Oscars make changes to boost diversity amid backlash
To combat this dilemma, the Academy will launch a campaign to “recruit qualified new members who represent greater diversity”.
The academy now aims for women to comprise 48 percent of its membership and “diverse groups” at least 14 percent as an initial step.
The Academy announced the change today.
Under new eligibility rules, each new member’s voting status will lapse after 10 years unless he or she has been active in motion pictures during that decade, and lifetime voting rights will only be conferred after three 10-year terms or if the member has won or been nominated for an Oscar. “Deaf ears. Closed minds”.
If you read between the lines of essentially everything written about the #OscarsSoWhite controversy, you’ll note that Academy members, while saying they, themselves, voted for various people of color, are often quick to point out the huge number of older Academy members, who hold very different views.
Jada Pinkett Smith asked viewers to boycott the Oscars, sharing that she wouldn’t be watching or attending the 88th annual awards ceremony.
Beginning later this year, each new member’s voting status will last 10 years, and will be renewed if that new member has been active in motion pictures during that decade. Previously, all active members received lifetime voting rights.
“The Academy is going to lead and not wait for the industry to catch up”, Academy President Cheryl Boone Isaacs, who is African-American, said in a statement.
Apparently still on the table are several other ideas that have been floated for increasing the diversity of nominees, including returning the number of Best Picture nominees to a solid 10 (where it was in the years 2010 and 2011) from its current number of five to 10 nominees, and increasing the number of acting nominees. “These new measures regarding governance and voting will have an immediate impact and begin the process of significantly changing our membership composition”.
These rules also apply retroactively.
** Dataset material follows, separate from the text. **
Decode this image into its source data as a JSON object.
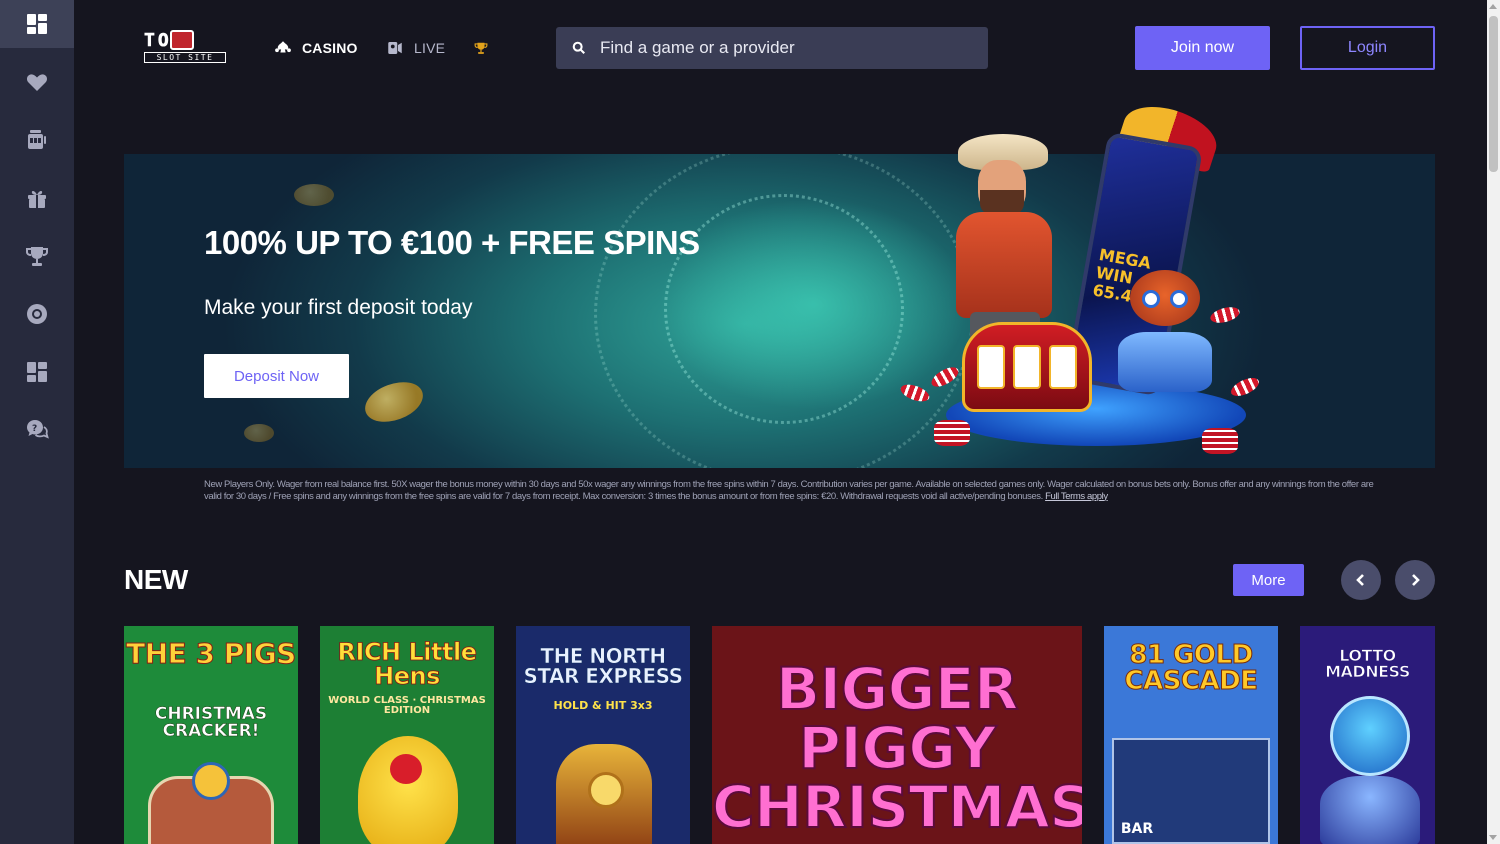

There will also be three new seats on the Board of Governors established immediately, nominated by the president for three year terms and confirmed by the board.
If a member does not qualify, they will be given emeritus status and will not have to pay dues.
Academy president Cheryl Boone Isaacs announced the changes Friday, following a weeklong storm of criticism and calls for an Oscar boycott after academy members nominated an all-white slate of actors for the second year in a row.
But Ava DuVernay, who became the first black filmmaker to earn a Golden Globe bid for her for Oscar-nominated civil rights drama “Selma” past year, said the academy’s action was a long time in coming and taken only under duress.